Der Schlüssel ist der Schlüssel
Ganz Kurz, der Betreuungsschlüssel gibt an, wie viele Kinder eine Erzieherin betreut. Der Ü3 (Kinder über 3 Jahre)Schlüssel sollte laut Experten bei 7,5 liegen. Da ist Berlin schon nah dran, hat aber wie viele (alte) Bundesländer mit solch einem Schlüssel das Problem, das dafür benötigte Personal zu finden. Was dann bleibt ist Vertretung, Überlastungsanzeigen und Burnout. Auch wenn es in den letzten Jahren viele Verbesserungen gab, was das Thema Ausbildung angeht, so fehlt das Personal.
Der Schlüssel im Osten
Kitakrise im Osten sieht dabei komplett konträr aus. Nicht zuletzt durch die Wahlen in den neuen Bundesländern wurde ein Fokus gelegt auf viele regionale Besonderheiten wie Altersstruktur oder geringe Geburtenrate. Was selten thematisiert wird, ist das Vermächtnis der DDR, was den Betreuungsschlüssel angeht. Erinnern wir uns, der von Experten empfohlene Schlüssel liegt bei 7,5. In der DDR lag dieser bei 13. Und Sachsen hat es geschafft, diesen Schlüssel in bald 35 Jahren auf Trommelwirbel 12 zu senken.
12, zwölf, eine Erzieherfachkraft in Sachsen betreut deutlich mehr Kinder, fast doppelt so viele, wie eine Erzieherfachkraft in den alten Bundesländern, zu deutlich geringerem Lohn.
Zusammen mit der niedrigen Geburtenrate ergibt sich dabei eine Chance oder ein Problem, wie es die Politik nennt.
Die Chance ist klar erkennbar: Wir haben eine Situation, in der ein Erzieher- oder Kitaplatzüberschuss herrscht. Beste Situation, um den Schlüssel perspektivisch um ein oder zwei Kinder zu verringern.
Oder und das ist der Weg, den Sachsen geht, Kitas zu schließen.
Alles muss sich ändern, damit alles bleibt, wie es ist.
Der Leopard -Giuseppe Tomasi di Lampedusa.
Was mir ja an der Politik aktuell fehlt, ist die langfristige Vision. Was denkt man sich, was in 10 Jahren ist?
Wenn man jetzt Kitas schließt, geht ein Teil des Personals weg.

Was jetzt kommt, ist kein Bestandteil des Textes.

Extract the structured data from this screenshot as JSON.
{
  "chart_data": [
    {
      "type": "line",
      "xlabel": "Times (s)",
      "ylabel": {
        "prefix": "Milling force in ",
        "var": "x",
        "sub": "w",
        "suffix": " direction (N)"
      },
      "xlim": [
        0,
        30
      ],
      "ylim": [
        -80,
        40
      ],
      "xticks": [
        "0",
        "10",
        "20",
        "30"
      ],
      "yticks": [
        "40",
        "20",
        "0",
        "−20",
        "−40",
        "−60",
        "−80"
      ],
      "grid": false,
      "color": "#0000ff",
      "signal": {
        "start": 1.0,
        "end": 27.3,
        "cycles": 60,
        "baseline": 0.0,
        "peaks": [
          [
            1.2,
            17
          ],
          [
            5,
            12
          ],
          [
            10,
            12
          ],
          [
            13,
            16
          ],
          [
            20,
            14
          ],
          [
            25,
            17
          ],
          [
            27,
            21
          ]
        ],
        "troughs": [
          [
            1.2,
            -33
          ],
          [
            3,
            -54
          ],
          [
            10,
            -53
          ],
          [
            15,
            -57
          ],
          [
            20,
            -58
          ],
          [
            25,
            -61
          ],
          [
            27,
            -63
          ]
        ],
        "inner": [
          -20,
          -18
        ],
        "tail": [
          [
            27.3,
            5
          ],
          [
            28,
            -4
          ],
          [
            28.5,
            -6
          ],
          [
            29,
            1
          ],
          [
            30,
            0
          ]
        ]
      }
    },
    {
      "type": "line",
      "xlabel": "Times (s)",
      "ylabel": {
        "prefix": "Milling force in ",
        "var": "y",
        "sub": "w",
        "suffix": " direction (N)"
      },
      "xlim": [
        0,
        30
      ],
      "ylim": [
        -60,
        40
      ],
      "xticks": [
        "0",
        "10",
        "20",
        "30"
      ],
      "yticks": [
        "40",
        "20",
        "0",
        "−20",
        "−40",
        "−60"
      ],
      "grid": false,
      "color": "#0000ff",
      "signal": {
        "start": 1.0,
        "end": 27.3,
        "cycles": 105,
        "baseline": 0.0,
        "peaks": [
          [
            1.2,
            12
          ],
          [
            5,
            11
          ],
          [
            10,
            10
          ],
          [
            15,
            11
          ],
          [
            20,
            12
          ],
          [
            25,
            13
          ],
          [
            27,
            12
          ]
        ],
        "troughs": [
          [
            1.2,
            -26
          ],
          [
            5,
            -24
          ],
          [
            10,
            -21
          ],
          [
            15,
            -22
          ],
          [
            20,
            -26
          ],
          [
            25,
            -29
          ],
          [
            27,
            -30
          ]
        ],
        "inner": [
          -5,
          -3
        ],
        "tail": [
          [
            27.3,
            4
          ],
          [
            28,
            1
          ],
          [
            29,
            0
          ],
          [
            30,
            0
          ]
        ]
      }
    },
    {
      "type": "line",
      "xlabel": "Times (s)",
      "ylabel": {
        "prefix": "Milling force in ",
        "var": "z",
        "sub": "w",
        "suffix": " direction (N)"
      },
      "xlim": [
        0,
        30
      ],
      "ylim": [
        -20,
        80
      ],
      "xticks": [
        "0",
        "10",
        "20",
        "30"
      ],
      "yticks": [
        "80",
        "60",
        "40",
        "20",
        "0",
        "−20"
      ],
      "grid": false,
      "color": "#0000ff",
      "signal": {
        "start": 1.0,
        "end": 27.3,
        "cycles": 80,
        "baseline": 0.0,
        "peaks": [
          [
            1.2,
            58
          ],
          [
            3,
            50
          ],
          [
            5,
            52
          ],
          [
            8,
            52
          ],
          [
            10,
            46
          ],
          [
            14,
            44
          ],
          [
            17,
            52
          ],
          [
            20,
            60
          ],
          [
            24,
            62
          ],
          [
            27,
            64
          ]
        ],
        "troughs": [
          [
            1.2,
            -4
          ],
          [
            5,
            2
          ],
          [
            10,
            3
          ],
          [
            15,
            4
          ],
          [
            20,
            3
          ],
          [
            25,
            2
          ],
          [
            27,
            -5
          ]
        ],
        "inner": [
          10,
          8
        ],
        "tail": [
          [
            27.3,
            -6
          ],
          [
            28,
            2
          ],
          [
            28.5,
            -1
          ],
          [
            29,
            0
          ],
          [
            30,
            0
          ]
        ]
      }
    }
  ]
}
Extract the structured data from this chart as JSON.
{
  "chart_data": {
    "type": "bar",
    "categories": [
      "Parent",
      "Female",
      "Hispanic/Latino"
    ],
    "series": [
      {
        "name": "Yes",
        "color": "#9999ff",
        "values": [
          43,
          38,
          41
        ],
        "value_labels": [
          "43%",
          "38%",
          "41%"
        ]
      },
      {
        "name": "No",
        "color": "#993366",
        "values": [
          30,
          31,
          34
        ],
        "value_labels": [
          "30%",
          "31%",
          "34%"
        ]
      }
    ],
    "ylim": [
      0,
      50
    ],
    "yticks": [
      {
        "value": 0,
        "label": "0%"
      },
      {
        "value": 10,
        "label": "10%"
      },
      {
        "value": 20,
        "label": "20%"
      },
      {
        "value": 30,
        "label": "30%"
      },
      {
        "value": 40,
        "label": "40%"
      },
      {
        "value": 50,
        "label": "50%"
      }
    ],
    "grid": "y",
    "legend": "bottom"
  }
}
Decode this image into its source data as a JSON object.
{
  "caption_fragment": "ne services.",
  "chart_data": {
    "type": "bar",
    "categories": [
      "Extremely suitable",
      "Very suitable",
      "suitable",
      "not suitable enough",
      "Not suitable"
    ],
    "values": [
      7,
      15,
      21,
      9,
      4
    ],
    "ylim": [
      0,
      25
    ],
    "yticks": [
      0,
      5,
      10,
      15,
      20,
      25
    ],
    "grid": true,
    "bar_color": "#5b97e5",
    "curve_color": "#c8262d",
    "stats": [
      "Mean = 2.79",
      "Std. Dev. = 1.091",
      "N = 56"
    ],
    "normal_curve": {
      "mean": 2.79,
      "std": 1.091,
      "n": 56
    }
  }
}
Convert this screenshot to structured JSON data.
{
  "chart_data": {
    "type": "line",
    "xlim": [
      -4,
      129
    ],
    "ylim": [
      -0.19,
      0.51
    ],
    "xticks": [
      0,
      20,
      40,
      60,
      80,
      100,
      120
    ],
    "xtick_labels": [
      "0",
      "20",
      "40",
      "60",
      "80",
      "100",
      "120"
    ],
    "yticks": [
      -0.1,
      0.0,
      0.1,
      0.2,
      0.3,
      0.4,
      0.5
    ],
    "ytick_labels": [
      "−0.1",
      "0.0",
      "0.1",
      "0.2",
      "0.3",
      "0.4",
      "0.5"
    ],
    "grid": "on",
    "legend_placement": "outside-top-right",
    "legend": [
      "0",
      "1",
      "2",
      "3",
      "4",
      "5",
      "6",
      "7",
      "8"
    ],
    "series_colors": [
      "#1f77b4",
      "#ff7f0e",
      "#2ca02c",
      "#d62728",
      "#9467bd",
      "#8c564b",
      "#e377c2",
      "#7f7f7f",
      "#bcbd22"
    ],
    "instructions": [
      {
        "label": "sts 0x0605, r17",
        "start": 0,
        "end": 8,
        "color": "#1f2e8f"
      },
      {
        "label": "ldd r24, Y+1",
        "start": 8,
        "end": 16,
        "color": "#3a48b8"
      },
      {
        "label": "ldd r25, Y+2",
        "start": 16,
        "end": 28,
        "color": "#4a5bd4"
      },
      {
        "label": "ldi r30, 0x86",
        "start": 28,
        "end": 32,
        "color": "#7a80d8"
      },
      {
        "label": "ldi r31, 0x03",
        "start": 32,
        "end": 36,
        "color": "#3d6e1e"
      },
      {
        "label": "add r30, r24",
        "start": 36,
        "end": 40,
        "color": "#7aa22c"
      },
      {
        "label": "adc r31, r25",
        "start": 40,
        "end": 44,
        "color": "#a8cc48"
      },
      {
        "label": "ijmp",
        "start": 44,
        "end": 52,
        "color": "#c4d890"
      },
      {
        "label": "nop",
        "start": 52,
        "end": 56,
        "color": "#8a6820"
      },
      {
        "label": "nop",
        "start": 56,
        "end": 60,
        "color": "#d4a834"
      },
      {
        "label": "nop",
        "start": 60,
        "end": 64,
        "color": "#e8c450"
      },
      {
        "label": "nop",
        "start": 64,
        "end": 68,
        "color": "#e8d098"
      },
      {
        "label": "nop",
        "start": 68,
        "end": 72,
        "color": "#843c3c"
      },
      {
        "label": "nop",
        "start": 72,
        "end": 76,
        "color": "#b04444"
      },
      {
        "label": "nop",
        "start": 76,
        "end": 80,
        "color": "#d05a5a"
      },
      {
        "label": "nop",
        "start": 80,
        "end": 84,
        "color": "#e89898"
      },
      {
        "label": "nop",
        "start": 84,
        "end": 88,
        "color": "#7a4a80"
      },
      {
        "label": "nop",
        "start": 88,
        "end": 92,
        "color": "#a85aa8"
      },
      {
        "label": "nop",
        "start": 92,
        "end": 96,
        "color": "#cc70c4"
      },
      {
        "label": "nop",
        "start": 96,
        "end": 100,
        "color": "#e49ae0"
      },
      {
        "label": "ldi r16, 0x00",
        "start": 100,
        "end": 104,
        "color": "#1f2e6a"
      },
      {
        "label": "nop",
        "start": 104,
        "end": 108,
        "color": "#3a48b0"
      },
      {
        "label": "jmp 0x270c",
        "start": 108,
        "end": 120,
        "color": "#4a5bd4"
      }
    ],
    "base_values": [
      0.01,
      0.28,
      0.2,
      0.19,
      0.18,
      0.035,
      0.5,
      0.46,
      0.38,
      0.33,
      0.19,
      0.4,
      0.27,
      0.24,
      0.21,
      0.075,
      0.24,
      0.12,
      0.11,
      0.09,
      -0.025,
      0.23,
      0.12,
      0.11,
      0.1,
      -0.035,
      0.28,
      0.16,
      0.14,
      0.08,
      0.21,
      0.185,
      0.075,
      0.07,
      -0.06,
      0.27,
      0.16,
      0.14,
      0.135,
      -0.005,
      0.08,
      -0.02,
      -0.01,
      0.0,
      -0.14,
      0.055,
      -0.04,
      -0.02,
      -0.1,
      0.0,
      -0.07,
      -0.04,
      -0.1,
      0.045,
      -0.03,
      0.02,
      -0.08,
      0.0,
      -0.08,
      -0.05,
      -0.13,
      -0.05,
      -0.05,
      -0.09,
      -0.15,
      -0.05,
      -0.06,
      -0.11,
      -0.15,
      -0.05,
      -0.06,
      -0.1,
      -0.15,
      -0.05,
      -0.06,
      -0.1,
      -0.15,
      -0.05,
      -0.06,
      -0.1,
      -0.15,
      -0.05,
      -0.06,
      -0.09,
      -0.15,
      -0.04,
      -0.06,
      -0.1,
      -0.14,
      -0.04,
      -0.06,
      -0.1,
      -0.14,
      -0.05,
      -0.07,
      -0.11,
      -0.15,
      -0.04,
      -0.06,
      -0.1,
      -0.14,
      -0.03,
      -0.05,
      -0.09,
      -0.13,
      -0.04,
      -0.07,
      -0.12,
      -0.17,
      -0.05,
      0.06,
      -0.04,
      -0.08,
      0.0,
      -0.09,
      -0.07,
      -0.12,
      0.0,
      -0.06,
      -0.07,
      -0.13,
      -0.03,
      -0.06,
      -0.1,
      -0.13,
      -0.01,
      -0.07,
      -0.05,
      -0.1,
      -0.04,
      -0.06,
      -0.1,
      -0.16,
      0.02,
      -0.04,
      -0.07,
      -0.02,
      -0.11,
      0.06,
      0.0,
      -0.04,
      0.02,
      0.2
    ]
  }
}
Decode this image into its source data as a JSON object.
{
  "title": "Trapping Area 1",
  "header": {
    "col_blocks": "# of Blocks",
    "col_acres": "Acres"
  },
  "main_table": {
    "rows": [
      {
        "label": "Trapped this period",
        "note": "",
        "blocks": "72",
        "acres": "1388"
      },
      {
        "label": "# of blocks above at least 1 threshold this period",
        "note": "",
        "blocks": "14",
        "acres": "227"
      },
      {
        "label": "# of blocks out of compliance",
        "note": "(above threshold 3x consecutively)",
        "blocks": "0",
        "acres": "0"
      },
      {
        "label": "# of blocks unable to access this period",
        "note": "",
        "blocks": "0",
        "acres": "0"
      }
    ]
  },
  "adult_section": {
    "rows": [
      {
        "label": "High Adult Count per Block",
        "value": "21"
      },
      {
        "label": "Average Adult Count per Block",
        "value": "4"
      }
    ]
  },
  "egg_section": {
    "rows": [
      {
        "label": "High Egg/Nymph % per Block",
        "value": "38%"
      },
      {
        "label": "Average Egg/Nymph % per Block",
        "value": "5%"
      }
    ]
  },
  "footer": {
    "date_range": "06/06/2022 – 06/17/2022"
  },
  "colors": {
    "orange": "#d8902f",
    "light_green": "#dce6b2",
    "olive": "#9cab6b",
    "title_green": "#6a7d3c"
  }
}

Ein Teil in die Rente, ein Teil, der regional nicht so gebunden ist, also die jungen Fachkräfte, geht in den Westen, wo sie gebraucht werden, wo sie mehr verdienen, wo sie bessere Arbeitsbedingungen vorfinden.
Welch Blauäugigkeit setzt es voraus, dass es langfristig auch funktioniert, wenn die Geburtenrate wieder anzieht, dass man hier weiter die Situation, um die uns andere Bundesländer beneiden, allen einen sicheren Kitaplatz anbieten zu können, weiter aufrecht erhalten zu können?